1st Semester Syllabus, Fall 2005-6, Periods 1, 2, and 6
Instructor: Larry Pahl Phone: 630-372-4700 extension 4093 Free Periods: 3,4 Home phone: 630-550-4111 E-mail: firstname.lastname@example.org
Web site: http://www.hawkclub.com
World History is a one year elective course that covers the history of the world’s major civilizations from the dawn of history up to the present time.
The course covers the following areas: Thoughts on pre-history, ancient civilizations, classical civilizations, the rise of new empires, the medieval era, the early modern era in Europe, and developments in the 20th century.
Surveying the great civilizations in history's annals is a powerful cornerstone of a complete education. To know how the people of various cultures and eras have responded to the problems that confronted them can help the individual student to gain breadth of personal judgment and insights into practical, political and personal action in today's world. Strive to make the most you can of this educational journey!
To gain insights into the interrelationships of culture, geography, religion and politics.
To learn to become an independent thinker, and not a mere reflector of other people's thoughts.
To gain knowledge of the world's great civilizations.
To grow in written expression about various civilizations.
To mature in the formulation of a personal philosophy of history.
It is intended that the objectives above will be achieved through the largely traditional means of reading, writing, discussing, thinking, and analyzing in individual and group situations. As in any course, but especially a virtual one, each student must take personal responsibility for his or her educational growth. Throughout the learning process in the various parts of this course, the Illinois Learning Standards for high school students of world history will be covered, namely:
STATE GOAL 16: Understand events, trends, individuals and movements shaping the history of … nations.
A. Apply the skills of historical analysis and interpretation.
B. Understand the development of significant political events.
C. Understand the development of economic systems.
D. Understand world social history.
E. Understand global environmental history.
REQUIRED TEXT AND MATERIALS
Text: Ellis, Elisabeth, World History: Connections to Today. Upper Saddle River, NJ: Prentice Hall
Materials: Notebook for notes, loose leaf paper, folder for storage, pens, pencils, planner
Clicker: Each student will be responsible for the in-class use of an issued clicker…
The school theme of "mutual respect" is the governing concept in the following class rules:
All members of the class will show respect for all other members of the class. ("Be there")
All students will attempt to do their best in class. ("Choose your attitude")
Students will attempt to help other students do their best in class. ("Make their day")

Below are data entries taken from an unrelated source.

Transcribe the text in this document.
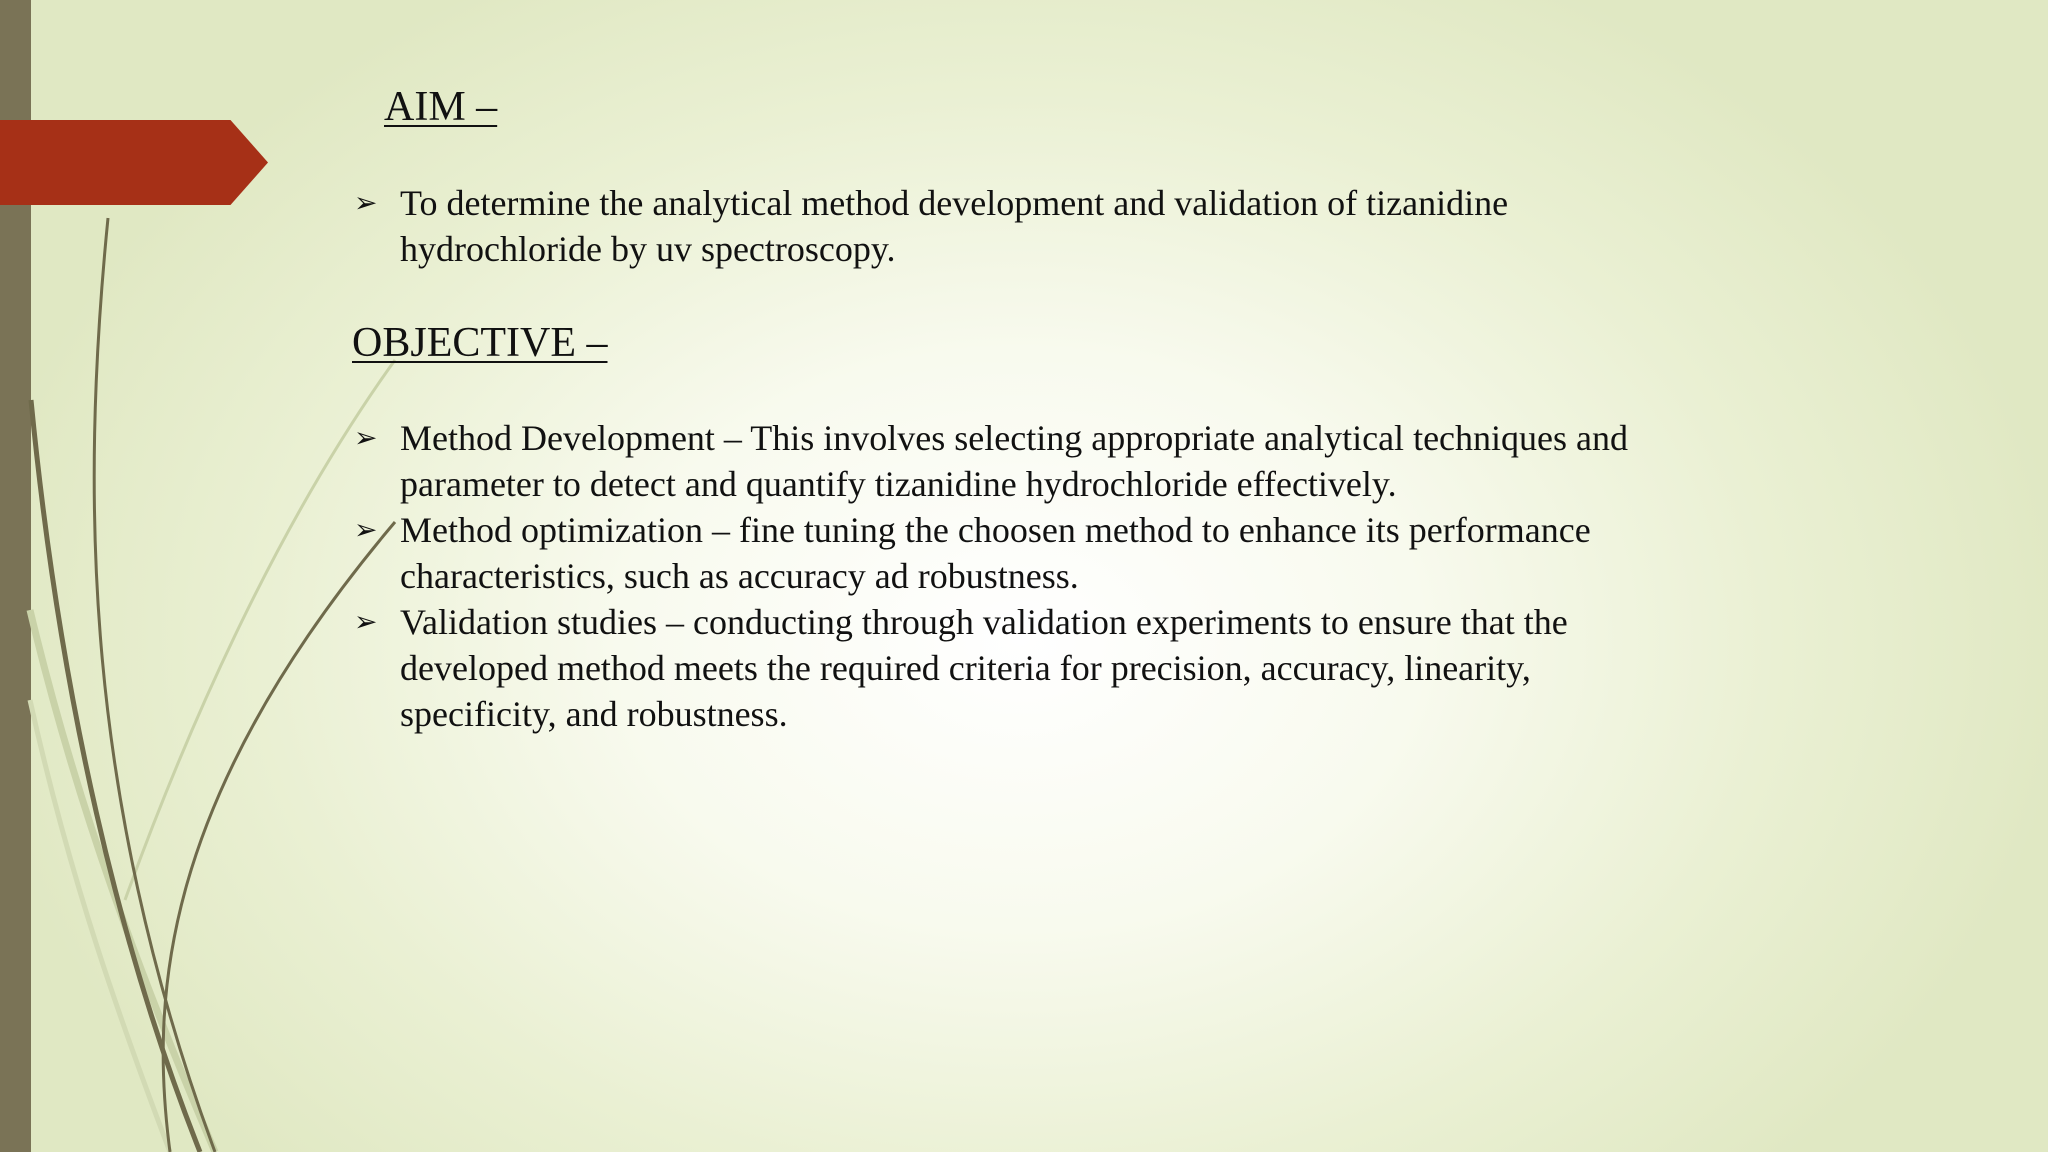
AIM –
➢ To determine the analytical method development and validation of tizanidine hydrochloride by uv spectroscopy.
OBJECTIVE –
➢ Method Development – This involves selecting appropriate analytical techniques and parameter to detect and quantify tizanidine hydrochloride effectively.
➢ Method optimization – fine tuning the choosen method to enhance its performance characteristics, such as accuracy ad robustness.
➢ Validation studies – conducting through validation experiments to ensure that the developed method meets the required criteria for precision, accuracy, linearity, specificity, and robustness.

These rules assume that the main purpose of this course is for education. Therefore, every student in the class should be attempting to do their best. That is the academic expectation. The behavioral expectation is that each student should be helping other students do their best. Talking without being recognized by the teacher, disturbances, sleeping, laying one’s head on the desk, non-responsiveness, disrespect, are examples of actions out of step with these rules.
Consequences. Before and after school detentions, referral to the deans, conversations with parents are the consequences that will follow infractions of these rules, not to mention the natural negative consequences which result from failing to live up to a high academic ideal.
A. This class will use the following grading scale:
Percent Letter Grade
90-100 A 80-89 B 70-79 C 60-69 D 0-59 F
B. Note on grading. The final grade is determined by the total points earned in all assignments and assessments. These are weighted approximately as follows:
Homework daily assignments, 50%
Quizzes and tests, 25%
Project(s) and the final, 15%
Attendance, in-class contribution and participation 10%.
C. The following considerations are used to grade every assignment which is turned in to Mr. Pahl:
1. Coherence. If the assignment involves writing or a map, does it make sense?
2. Accuracy. Are answers and statements in the assignment correct?
3. Neatness. Is what is presented done neatly? Is it free from smudges and cross outs?
4. Timeliness. Is the assignment turned in when it is due? Late assignments are penalized.
5. Creativity. When used in appropriate ways, individual creativity can demonstrate personal understanding of a subject, and bring to light new insights.
E. Extra Credit Policy. Except for extra credit that might be part of any homework, quiz or test, no extra credit will be allowed while the student still has class assignments not yet completed. If all required assignments have been turned in, any student desiring extra credit can arrange for it with Mr. Pahl. The rubric for points to be issued for any approved extra credit work will be issued at the time Mr. Pahl approves the extra credit request.
F. Accepting Late Work, Make-up Policy. I will accept work that is late, but its grade will be reduced up to 50%. Some assignments will NOT be accepted late, and no assignments will be accepted after corrected papers have been returned to other class members. If a student is absent, it is that student's responsibility to find out what work was missed.
G. Attendance Policy. Attendance is part of the grade in this class. (See above). District U46 is committed to the philosophy that "Daily attendance, contribution, and participation are necessary for the successful completion of student course work."
H. Cheating. Students caught cheating or plagiarizing will receive a zero on the assignment for the first offense. If there is a repeat offense, the student will be referred to the dean’s office and parents will be contacted.